Welcome to a Bible translation journey that equips your church network to build translation capacity in a way that serves the Great Commission. You will study, translate, apply, and use 50 stories from the Bible. These stories will teach you the overall narrative of the Bible, will equip you to share the gospel with others, and will introduce you to foundational translation principles and skills. Our prayer is that you will find this training useful for the work of Bible translation and helpful for the work of ministry.
The Mission-Translation Brief provides a series of dialogues to help your community begin its translation journey. These discussions cover four important topics related to church-centric Bible translation. The first discussion explores the purpose and mission of your network. Church-centric Bible translation focuses its translation work on the spread of the gospel. The second discussion centers your work in the church. It is important that your community involves key churches and leaders in this process. The third dialogue relates to Christian formation. The aim of this approach to translation is for the church to grow to maturity. The fourth discussion identifies key translation decisions that will define your translation work. Finally, you will summarize these conversations into a brief overview. This summary will help your community approach its translation work with a focus on mission, church, and Christian formation.

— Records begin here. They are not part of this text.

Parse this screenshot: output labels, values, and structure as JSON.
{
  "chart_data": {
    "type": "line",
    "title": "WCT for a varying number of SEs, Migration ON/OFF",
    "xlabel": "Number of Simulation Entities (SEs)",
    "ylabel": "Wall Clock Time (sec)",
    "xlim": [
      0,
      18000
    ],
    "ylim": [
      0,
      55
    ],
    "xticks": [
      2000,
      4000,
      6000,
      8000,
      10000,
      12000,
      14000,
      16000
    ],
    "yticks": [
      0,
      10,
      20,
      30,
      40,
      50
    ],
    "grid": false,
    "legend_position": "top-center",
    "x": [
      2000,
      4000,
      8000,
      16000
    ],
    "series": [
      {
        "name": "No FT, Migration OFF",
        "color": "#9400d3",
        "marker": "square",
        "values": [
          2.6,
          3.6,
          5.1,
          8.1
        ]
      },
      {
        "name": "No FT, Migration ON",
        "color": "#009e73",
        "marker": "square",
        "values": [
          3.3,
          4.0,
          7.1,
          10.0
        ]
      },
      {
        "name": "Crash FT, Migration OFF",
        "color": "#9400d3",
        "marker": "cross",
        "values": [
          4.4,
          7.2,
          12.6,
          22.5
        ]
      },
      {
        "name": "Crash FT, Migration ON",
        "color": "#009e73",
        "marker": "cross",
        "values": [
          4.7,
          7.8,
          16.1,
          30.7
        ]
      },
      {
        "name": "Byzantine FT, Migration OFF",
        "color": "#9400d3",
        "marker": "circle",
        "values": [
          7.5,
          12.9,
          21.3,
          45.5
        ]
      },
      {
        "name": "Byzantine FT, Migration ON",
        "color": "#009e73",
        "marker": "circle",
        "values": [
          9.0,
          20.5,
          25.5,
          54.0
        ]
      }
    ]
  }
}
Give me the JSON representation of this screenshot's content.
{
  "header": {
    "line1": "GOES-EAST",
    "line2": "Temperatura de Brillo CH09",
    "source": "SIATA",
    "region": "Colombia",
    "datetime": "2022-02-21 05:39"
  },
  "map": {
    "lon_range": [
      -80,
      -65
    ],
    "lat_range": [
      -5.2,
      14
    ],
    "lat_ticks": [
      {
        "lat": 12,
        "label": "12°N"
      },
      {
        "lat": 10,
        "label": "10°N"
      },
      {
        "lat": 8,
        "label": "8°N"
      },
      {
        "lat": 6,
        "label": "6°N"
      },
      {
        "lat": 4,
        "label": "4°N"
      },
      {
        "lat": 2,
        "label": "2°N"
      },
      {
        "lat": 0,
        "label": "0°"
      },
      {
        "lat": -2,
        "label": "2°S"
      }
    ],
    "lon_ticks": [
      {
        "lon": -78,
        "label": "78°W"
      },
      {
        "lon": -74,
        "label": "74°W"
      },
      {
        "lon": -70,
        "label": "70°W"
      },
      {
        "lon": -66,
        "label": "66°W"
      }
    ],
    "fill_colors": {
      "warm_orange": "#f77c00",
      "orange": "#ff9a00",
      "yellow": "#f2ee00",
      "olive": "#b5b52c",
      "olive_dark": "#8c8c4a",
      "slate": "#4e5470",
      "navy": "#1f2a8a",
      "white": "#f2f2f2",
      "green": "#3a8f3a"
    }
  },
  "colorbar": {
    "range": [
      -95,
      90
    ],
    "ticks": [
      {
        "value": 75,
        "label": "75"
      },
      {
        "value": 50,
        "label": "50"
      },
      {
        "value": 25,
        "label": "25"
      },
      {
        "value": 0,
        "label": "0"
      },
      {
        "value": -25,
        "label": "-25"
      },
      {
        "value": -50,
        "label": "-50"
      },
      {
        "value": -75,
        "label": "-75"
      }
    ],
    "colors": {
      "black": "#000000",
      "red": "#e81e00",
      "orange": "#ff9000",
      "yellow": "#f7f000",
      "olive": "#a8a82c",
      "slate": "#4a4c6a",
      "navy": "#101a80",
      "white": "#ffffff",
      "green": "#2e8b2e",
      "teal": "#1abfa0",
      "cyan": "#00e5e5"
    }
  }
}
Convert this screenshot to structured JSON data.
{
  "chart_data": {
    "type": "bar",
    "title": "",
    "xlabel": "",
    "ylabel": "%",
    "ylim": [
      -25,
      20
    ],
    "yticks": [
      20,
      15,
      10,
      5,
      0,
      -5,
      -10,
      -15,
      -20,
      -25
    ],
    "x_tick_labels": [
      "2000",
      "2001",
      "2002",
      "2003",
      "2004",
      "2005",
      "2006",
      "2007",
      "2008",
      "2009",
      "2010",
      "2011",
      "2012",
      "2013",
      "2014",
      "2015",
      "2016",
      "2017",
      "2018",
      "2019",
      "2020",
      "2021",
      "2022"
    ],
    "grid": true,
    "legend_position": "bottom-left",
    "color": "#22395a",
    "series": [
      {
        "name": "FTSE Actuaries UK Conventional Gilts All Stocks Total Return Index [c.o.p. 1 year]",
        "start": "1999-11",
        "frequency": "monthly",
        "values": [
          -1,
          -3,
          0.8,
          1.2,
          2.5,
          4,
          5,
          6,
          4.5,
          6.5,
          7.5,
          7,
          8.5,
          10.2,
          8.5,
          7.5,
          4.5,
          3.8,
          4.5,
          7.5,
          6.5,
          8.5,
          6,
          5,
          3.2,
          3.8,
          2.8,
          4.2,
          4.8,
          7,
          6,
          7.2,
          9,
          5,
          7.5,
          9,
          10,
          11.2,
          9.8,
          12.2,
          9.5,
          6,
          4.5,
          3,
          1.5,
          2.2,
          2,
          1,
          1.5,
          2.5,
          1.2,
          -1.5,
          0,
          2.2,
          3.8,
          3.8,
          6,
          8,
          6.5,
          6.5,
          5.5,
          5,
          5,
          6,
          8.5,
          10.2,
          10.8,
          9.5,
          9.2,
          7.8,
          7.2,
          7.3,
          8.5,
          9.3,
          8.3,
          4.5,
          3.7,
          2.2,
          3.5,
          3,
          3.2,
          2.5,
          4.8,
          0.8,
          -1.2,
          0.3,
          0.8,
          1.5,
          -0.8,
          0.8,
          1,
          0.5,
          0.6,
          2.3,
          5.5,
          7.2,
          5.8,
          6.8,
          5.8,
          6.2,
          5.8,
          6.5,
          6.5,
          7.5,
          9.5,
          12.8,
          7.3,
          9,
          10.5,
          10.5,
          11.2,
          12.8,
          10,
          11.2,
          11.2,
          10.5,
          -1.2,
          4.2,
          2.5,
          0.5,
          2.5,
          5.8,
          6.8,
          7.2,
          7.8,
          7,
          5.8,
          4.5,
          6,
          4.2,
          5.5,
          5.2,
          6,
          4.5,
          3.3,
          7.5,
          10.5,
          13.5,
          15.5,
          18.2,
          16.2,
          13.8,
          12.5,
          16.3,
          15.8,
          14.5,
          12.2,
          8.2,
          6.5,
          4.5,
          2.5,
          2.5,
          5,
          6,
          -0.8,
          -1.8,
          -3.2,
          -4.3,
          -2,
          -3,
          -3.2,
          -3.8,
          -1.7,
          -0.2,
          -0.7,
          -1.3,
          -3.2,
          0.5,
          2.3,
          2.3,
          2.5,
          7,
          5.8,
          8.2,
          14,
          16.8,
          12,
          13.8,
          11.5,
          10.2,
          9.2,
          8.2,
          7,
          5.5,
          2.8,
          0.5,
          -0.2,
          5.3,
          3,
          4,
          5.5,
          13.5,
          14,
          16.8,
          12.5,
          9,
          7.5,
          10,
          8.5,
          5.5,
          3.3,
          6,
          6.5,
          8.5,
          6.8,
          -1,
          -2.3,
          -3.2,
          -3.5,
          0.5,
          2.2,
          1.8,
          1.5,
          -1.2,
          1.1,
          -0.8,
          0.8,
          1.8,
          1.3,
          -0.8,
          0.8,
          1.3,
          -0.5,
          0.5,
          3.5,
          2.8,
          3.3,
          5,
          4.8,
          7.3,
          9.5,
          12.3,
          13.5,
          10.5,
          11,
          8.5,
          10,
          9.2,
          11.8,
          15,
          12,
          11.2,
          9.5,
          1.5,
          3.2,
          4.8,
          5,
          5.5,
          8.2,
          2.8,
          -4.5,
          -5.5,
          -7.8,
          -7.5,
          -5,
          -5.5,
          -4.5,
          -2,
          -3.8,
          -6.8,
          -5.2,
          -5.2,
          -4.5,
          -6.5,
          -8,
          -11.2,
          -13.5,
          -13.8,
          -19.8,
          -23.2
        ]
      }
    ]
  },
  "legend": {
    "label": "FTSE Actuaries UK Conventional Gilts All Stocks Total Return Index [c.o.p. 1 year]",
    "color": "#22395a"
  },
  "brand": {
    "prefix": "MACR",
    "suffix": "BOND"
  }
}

Open Bible Stories faithfully recount fifty biblical narratives. As a whole, these fifty stories survey the overall story of Scripture (i.e., the metanarrative) from Genesis to Revelation. Each story is retold in simple language for ease of translation training and effective use in ministry. In order to assist people in understanding the overall storyline of Scripture, these fifty stories can be grouped into 11 major units. The flow of these movements outlines the ways God has worked throughout human history—past, present, and future.
Each story is organized around a fivefold study process (called the Five Movements). This fivefold structure allows your community to develop translation skill (drafting and checking), grow in Christian maturity, and participate in God’s mission in the church and surrounding world. On either end of these five movements is a community formation activity and a community review reflection. The structure of this fivefold process is outlined below:
Here is a general outline of the journey that lies ahead:
Part One: Mission-Translation Brief
Part Two: Open Bible Stories
We are excited that you have decided to take this initial step in translation training. In what lies ahead, there will be many first encounters: new experiences, new principles, new work, new ministry opportunities, and new relationships. Our hope and prayer remains that God will be your guide and strength in your first steps of Bible translation.